The Zimbabwe Premier Soccer League needs $500,000 to realise its dream of hosting a bio-bubble, the league’s chief executive officer, Kennedy Ndebele, has confirmed to African Football HQ.
“Actually, the doctors are working on the testing process so that teams should start training. We need almost $500,000 if we are to have this tournament in four cities next month,” Ndebele told AFHQ today.
The two-week mini-tournament is meant to make up for the country’s failure to host a domestic season, which runs from March to November in Zimbabwe.
Ndebele said the mini-tournament is designed to keep players in shape ahead of international engagements for club and country.
The league does not have a sponsor yet and it is banking on the support of Zimbabwe Football Association.
The Zimbabwe Sports and Recreation Commission gave the nod to ‘gradual and phased’ resumption of football with effect from October 16 2020 “that football activities will be conducted in the format of a mini-league using the bubble concept.”
The bio-bubble is modeled around the one which recently took place in South Africa.
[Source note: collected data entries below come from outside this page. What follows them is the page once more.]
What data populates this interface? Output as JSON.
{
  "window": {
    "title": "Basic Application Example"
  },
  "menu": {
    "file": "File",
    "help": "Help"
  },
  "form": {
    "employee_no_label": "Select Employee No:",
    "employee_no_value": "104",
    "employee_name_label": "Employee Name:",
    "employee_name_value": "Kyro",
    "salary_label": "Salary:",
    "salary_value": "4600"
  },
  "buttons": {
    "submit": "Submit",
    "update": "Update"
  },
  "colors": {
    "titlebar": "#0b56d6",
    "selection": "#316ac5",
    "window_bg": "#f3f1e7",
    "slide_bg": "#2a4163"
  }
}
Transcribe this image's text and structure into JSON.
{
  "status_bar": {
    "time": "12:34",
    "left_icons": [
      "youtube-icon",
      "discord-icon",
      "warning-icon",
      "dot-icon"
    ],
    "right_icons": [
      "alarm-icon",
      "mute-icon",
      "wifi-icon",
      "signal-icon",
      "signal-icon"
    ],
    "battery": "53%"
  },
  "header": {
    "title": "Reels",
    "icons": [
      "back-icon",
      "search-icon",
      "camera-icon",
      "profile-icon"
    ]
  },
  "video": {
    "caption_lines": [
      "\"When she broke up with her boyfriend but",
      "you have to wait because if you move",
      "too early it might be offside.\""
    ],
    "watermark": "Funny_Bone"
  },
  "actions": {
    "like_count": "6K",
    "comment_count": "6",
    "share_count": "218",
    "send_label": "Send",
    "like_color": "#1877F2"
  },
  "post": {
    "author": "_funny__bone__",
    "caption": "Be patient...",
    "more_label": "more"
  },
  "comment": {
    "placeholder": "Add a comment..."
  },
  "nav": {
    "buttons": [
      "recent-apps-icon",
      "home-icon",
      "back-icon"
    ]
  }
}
The South Africans, who were able to complete the season with few hitches, proved that the bio-bubble concept is a good idea – although costly.
The bio-bubble cost an estimated R100 million (~6 million USD) in South Africa. Zimbabwe supposedly needs 1/12 of that sum to run the league.
In a statement, ZIFA said it was committed to ensuring that football returns.
“We are optimistic that government and other stakeholders will collaborate with us to allow the safe return of football. We are hoping that teams can return to training by the 26th of October 2020 if all engagements go on smoothly. Thereafter, it has been agreed that six weeks of preparations will take place before actual matches commence. The bubble tournament could not have come at a better time because it will give our Warriors technical team the opportunity to select a competitive squad for the 2021 African Nations Championship (CHAN).”
Zimbabwe has dealt with the coronavirus pandemic relatively well, having confirmed almost 8200 virus cases and 233 deaths since the beginning of the outbreak.